Wednesday, August 18, 2010

Labyrinth

The labyrinth began as you were pushed over the edge of mere interest into free fall, landing in a clump of morbid curiosity.  The meaning was clear:  You had to find where this would take you.  A character--Ben Coleman--had already assumed an interesting enough past that you began to feel a familiarity with him to the extent that you knew he had a promising future and a problem for which he has no hint of preparation.  At his current age, Ben has been through enough to own outright with no payments due a wariness that you see in many men of his age and position.

At the moment, Ben's wariness has just been sent off to storage; he has just been given a performance review in a job he took to get away from the politics of the academic life.  Not only is Ben given a bump in salary, he is given a promotion.

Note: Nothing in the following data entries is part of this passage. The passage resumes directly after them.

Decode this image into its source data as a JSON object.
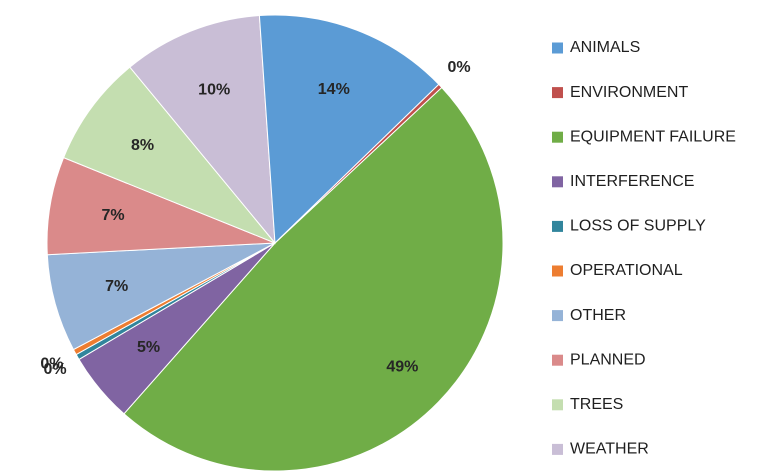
{
  "chart_data": {
    "type": "pie",
    "title": "",
    "legend_position": "right",
    "slices": [
      {
        "label": "EQUIPMENT FAILURE",
        "value": 49,
        "display": "49%",
        "color": "#70AD47"
      },
      {
        "label": "INTERFERENCE",
        "value": 5,
        "display": "5%",
        "color": "#8064A2"
      },
      {
        "label": "LOSS OF SUPPLY",
        "value": 0.4,
        "display": "0%",
        "color": "#31859C"
      },
      {
        "label": "OPERATIONAL",
        "value": 0.4,
        "display": "0%",
        "color": "#ED7D31"
      },
      {
        "label": "OTHER",
        "value": 7,
        "display": "7%",
        "color": "#95B3D7"
      },
      {
        "label": "PLANNED",
        "value": 7,
        "display": "7%",
        "color": "#DA8A8A"
      },
      {
        "label": "TREES",
        "value": 8,
        "display": "8%",
        "color": "#C4DEB0"
      },
      {
        "label": "WEATHER",
        "value": 10,
        "display": "10%",
        "color": "#C9BED6"
      },
      {
        "label": "ANIMALS",
        "value": 14,
        "display": "14%",
        "color": "#5B9BD5"
      },
      {
        "label": "ENVIRONMENT",
        "value": 0.3,
        "display": "0%",
        "color": "#C0504D"
      }
    ],
    "legend": [
      {
        "label": "ANIMALS",
        "color": "#5B9BD5"
      },
      {
        "label": "ENVIRONMENT",
        "color": "#C0504D"
      },
      {
        "label": "EQUIPMENT FAILURE",
        "color": "#70AD47"
      },
      {
        "label": "INTERFERENCE",
        "color": "#8064A2"
      },
      {
        "label": "LOSS OF SUPPLY",
        "color": "#31859C"
      },
      {
        "label": "OPERATIONAL",
        "color": "#ED7D31"
      },
      {
        "label": "OTHER",
        "color": "#95B3D7"
      },
      {
        "label": "PLANNED",
        "color": "#DA8A8A"
      },
      {
        "label": "TREES",
        "color": "#C4DEB0"
      },
      {
        "label": "WEATHER",
        "color": "#C9BED6"
      }
    ]
  }
}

What would all this mean if Ben did not have his wife, Emily, to share it with?  Emily and Ben are each number two mates.  Thus you have a window facing on a portion of Ben's wariness, a window that will be flung wide open when Ben phones Emily to suggest they meet at a restaurant known for its splendid cuisine and ambiance.  Ben wants to celebrate.

The labyrinth exudes more mischief and tricky passageways when you stop to wrap history and event about the armature that is Emily.  Such is her nature that when Ben calls to suggest they meet at the restaurant, she becomes convinced that Ben is going to ask her for a divorce.

Knowing that as the platform for your story, you naturally wanted to dig a bit more into Emily and how she got to where she is, which meant you had to place her in terms of family and how she "learned" to become so vulnerable.  This meant inventing a plausible situation that began more or less when she was in her early-to-mid teens, and thus you came up with Uncle Charlie, her father's brother.
This is all going on while doing edits on a nonfiction book project before sending it to your agent and focusing on her notes for the opening chapters of a novel you have in the works.  This is also in addition to another story unrelated to Ben and Emily, and Uncle Charlie, written in detailed enough notes to capture the lightning and store it in a bottle.

All of this is prologue to the fact that you are now on page sixteen of a story you believe it appropriate to call "Uncle Charlie."  And thus the theme of labyrinth, with you seeking your way out of one of these corridors to keep focused on one thing at a time, a lesson difficult enough to comprehend when you were a teen or a twenty or even a thirty, but which now seems--well, hopeless.